I am running udev-109-r1, the SUBSYSTEM rule is in 50-udev.ruels, and the last two (each starting with KERNEL) are in 60--persistent-storage.rules, I have all MMC and TIFM in the kernel built as moduels, and I don't have SDHCI built at all.

----------

## coplaniuk

Ok...this has shed some enlightenment on the subject.  At least I feel we're making progress...

I'm currently using udev version 104-r2.  I grepped for 'mmc' and 'tifm' in the rules directory.  Nothing was returned at all.  Considering the version difference, I'm going to throw an ~x86 flag into package.keywords for the udev ebuild, and see if that gives me what I need.  That should give me version 109.  My laptop is with me, but doesn't have internet connection here.  I'll download at home, rebuild and let you know how it works out.  

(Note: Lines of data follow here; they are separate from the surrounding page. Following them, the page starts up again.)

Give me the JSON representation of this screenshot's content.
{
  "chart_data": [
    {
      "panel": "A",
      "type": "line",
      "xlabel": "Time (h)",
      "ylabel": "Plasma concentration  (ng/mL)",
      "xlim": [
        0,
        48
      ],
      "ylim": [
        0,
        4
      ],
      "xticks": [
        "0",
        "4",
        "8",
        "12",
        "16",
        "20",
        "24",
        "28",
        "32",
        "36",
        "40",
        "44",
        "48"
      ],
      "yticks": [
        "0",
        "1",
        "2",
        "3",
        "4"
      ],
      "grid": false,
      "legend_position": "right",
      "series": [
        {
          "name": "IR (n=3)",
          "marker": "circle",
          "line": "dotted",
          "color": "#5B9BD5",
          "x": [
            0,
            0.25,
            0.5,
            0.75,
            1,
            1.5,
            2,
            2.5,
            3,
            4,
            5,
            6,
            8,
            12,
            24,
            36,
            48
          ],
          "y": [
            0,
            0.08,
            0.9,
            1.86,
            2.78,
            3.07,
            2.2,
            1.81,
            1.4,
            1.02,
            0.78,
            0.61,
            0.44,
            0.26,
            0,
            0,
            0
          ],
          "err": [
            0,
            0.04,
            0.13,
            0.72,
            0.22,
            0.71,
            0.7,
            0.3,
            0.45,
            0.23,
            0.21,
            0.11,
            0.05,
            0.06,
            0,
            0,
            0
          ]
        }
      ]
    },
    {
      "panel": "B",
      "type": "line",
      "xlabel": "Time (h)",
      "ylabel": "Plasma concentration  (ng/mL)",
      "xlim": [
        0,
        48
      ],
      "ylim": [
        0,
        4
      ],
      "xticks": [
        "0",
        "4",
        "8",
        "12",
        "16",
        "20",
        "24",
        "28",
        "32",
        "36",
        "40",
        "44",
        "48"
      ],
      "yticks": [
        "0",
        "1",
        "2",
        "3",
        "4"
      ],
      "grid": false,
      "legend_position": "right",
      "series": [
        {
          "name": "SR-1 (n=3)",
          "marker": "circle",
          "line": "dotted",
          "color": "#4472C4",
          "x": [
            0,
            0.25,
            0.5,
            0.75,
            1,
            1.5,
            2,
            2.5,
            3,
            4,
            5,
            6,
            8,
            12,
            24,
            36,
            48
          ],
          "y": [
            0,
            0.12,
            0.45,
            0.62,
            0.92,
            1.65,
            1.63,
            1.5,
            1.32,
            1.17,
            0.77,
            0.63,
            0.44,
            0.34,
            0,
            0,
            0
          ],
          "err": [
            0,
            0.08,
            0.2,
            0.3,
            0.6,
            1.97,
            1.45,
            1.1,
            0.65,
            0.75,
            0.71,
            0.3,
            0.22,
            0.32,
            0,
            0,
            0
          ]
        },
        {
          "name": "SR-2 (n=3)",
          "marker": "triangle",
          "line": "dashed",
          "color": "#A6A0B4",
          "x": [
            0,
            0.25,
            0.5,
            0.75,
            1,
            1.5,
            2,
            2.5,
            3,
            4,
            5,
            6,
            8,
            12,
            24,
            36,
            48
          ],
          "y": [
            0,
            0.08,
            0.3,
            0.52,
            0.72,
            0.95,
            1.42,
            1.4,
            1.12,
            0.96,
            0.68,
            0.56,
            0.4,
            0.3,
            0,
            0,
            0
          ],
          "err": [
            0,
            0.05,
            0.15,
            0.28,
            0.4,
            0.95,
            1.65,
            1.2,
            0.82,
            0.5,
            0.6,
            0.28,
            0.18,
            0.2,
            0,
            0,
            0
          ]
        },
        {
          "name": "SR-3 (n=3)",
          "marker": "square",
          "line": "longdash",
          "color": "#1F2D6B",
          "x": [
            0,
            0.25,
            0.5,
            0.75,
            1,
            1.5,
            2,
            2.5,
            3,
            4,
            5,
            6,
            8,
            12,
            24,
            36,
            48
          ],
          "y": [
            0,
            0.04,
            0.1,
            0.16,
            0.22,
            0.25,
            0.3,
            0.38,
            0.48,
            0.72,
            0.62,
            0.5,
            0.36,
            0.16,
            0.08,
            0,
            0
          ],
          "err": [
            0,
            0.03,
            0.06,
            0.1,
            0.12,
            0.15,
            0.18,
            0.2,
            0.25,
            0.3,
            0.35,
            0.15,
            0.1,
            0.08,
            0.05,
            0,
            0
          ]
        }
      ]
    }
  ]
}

As a quick cross-check, I grabbed my Kubuntu liveCD and booted up a session of kubuntu.  As it turns out, that is also using version 109 of udev, and a grep in the rules folder shows a similar output to yours.  So I'm wondering if all this comes down to a simple out-of-date udev.  I'm hoping (though I'll kick myself for it).

I'll let you know my results tonight.  

PS - I created an account on your website, Open Laptop.  Cool site, and I intend to contribute more...especially when I get this SD card working.  But I'm rebuilding my gentoo from scratch (just for fun), and I'll probably learn a lot more this time around.

----------

## Insanity5902

Cool, note that once you go to 109, you can't really go back to 104, there are some pretty significant changes and all the rules are rewritten, they are spread out over a dozen or so files. ... atleast I think that is true  :Smile: 

----------

## dsd

the tifm drivers in 2.6.20 include a known regression:

https://bugs.gentoo.org/show_bug.cgi?id=171123

that particular problem is solved by the newer driver version:

http://download.berlios.de/tifmxx/tifm-0.8d.tar.bz2

----------

## coplaniuk

Got it.

I already had the newer drivers loaded, but without the udev rules, I'm guessing that udev didn't know what to do once the card was inserted.  Updating to udev 109 gave me the rules and seems to have made everything better.

Thanks so much for your help on this big 2 or three week difficult path.

----------